The reports portray a dysfunctional organization that has been riddled with conflicts of interest, unprofessional behavior and a free-for-all atmosphere for much of the Bush administration’s watch.

* * *

[T]he report alleges that eight royalty-program officials accepted gifts from energy companies whose value exceeded limits set by ethics rules — including golf, ski and paintball outings; meals and drinks; and tickets to a Toby Keith concert, a Houston Texans football game and a Colorado Rockies baseball game.

The investigation also concluded that several of the officials “frequently consumed alcohol at industry functions, had used cocaine and marijuana, and had sexual relationships with oil and gas company representatives.”

The investigation separately found that the program’s manager mixed official and personal business, and took money from a technical services firm in exchange for urging oil companies to hire the firm.
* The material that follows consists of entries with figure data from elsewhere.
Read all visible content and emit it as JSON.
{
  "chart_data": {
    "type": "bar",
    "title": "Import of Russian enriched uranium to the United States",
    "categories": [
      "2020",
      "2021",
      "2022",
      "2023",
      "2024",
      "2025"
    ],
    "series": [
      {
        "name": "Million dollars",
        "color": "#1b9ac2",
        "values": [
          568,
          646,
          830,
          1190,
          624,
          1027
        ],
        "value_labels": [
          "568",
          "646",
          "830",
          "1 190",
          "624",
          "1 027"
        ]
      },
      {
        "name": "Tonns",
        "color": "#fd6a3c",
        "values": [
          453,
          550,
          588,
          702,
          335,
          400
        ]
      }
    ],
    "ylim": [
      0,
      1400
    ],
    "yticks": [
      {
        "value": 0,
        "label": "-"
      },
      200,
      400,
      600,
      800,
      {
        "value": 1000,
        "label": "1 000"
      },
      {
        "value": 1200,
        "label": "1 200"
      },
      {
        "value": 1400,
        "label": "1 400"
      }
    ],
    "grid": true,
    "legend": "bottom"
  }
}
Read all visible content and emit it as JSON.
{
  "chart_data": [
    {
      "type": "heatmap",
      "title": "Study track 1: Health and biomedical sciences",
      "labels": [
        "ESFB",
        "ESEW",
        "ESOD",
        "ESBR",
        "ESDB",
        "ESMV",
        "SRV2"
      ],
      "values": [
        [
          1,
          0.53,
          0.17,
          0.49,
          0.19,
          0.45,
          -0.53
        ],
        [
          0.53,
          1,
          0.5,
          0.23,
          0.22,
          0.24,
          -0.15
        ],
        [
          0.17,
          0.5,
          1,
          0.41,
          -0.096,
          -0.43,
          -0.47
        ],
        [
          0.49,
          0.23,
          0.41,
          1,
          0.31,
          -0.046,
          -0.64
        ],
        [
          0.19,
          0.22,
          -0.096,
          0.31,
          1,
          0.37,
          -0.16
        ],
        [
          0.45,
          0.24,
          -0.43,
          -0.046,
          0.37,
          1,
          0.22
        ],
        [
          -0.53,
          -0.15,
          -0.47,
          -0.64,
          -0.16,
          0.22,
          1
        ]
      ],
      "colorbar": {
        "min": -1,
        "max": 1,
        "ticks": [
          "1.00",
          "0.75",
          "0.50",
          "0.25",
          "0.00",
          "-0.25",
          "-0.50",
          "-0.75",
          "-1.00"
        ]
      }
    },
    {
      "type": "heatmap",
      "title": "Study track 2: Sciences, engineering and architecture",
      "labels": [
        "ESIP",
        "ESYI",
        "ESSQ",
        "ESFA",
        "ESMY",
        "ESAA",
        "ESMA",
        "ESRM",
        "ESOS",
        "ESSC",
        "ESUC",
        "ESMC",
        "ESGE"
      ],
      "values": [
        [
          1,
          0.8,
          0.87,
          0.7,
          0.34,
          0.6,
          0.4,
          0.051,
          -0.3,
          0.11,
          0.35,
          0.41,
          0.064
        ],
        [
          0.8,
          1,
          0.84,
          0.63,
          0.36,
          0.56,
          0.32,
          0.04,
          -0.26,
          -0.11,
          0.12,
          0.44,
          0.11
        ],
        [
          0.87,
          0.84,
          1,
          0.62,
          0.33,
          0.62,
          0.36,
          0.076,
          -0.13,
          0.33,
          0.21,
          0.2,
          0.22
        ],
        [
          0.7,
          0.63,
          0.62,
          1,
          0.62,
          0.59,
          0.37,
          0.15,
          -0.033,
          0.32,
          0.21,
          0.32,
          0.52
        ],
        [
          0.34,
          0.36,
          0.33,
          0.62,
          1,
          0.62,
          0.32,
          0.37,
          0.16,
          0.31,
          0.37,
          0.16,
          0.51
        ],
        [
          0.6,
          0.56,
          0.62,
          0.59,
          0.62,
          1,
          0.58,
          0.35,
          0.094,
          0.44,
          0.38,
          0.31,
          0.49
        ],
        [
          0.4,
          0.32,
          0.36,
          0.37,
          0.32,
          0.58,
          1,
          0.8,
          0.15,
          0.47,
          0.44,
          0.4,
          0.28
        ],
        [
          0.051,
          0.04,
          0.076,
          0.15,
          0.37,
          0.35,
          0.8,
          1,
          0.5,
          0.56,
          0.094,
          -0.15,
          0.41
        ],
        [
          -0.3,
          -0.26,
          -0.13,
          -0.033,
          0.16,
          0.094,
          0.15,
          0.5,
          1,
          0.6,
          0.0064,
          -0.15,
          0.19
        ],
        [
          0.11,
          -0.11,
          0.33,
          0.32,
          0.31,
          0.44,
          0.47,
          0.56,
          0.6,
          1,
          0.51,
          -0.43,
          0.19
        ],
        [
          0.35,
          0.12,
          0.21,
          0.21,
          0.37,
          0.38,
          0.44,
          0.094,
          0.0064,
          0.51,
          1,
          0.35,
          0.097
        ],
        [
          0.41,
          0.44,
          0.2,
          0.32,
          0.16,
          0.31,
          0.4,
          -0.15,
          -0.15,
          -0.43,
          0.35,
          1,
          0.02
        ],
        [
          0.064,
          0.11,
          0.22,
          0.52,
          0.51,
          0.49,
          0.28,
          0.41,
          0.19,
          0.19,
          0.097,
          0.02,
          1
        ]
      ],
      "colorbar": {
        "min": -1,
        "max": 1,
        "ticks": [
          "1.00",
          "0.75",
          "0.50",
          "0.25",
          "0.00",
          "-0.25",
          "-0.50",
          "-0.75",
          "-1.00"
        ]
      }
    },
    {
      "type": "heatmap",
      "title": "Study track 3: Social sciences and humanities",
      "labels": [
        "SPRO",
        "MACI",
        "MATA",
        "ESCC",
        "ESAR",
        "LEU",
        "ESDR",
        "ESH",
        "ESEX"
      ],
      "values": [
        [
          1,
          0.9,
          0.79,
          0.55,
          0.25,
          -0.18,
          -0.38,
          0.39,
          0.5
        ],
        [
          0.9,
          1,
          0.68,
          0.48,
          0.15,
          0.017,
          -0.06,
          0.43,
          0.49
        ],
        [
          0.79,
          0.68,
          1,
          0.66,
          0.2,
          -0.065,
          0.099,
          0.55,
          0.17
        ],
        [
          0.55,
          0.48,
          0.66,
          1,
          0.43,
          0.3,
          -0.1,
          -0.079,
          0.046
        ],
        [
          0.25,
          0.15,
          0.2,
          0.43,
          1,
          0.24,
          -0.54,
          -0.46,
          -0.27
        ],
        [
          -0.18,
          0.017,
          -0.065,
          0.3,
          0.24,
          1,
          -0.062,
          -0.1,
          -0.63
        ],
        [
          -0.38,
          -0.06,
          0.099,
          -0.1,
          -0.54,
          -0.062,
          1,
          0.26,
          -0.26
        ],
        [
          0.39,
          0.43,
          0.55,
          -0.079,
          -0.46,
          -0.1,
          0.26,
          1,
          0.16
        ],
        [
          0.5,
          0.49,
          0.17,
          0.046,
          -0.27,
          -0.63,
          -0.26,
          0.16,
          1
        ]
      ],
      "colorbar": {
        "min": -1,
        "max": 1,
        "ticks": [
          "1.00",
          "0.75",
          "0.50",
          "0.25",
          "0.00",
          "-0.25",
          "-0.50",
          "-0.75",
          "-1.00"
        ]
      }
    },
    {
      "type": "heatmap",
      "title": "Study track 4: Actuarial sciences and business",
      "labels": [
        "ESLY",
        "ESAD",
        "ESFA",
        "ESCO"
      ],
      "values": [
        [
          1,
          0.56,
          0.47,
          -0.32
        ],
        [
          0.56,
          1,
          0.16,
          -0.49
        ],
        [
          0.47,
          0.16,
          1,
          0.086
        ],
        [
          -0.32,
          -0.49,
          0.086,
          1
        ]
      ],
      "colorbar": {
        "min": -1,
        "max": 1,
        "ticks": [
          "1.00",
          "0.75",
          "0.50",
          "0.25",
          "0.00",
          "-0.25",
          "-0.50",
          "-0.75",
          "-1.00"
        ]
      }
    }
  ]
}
In sometimes lurid detail, the report accuses him of having intimate relations with two subordinates, one of whom regularly sold him cocaine.

One MMS official already has pleaded guilty to felony charges and is scheduled for sentencing in November. Devaney's report also recommends criminal charges be brought against another MMS official who left to join a start-up company he favored while still employed by the Interior Department. Several others may be fired and banned from similar positions for life.

But does this sound familiar?
[T]wo of the highest-ranking officials who were targets of the investigations will apparently escape sanction. Both retired during the investigation, rendering them safe from any administrative punishment, and the Justice Department has declined to prosecute them on the charges suggested by the inspector general. [emphasis added]

Shades of Abu Grahib, Gitmo, Cheney, and George W. Bush. It is a hallmark of this administration that the higher the executive, the more likely he is to escape any accountability.

And now Northwest Florida's only congressman, Jeff Miller, wants to remove the congressional ban on drilling and give the go-ahead to drill off Pensacola Beach to this agency and Chevron Oil Co.?

It's no secret who Miller is planning to screw. Look in the mirror.

1 comment:

panicbean said...

Watch this movie trailer for I.O.U.S.A., which balloon juice has a post up about, and if you aren't already crying, you will be.

This country is in the proverbial hand basket, and these neocons could care less.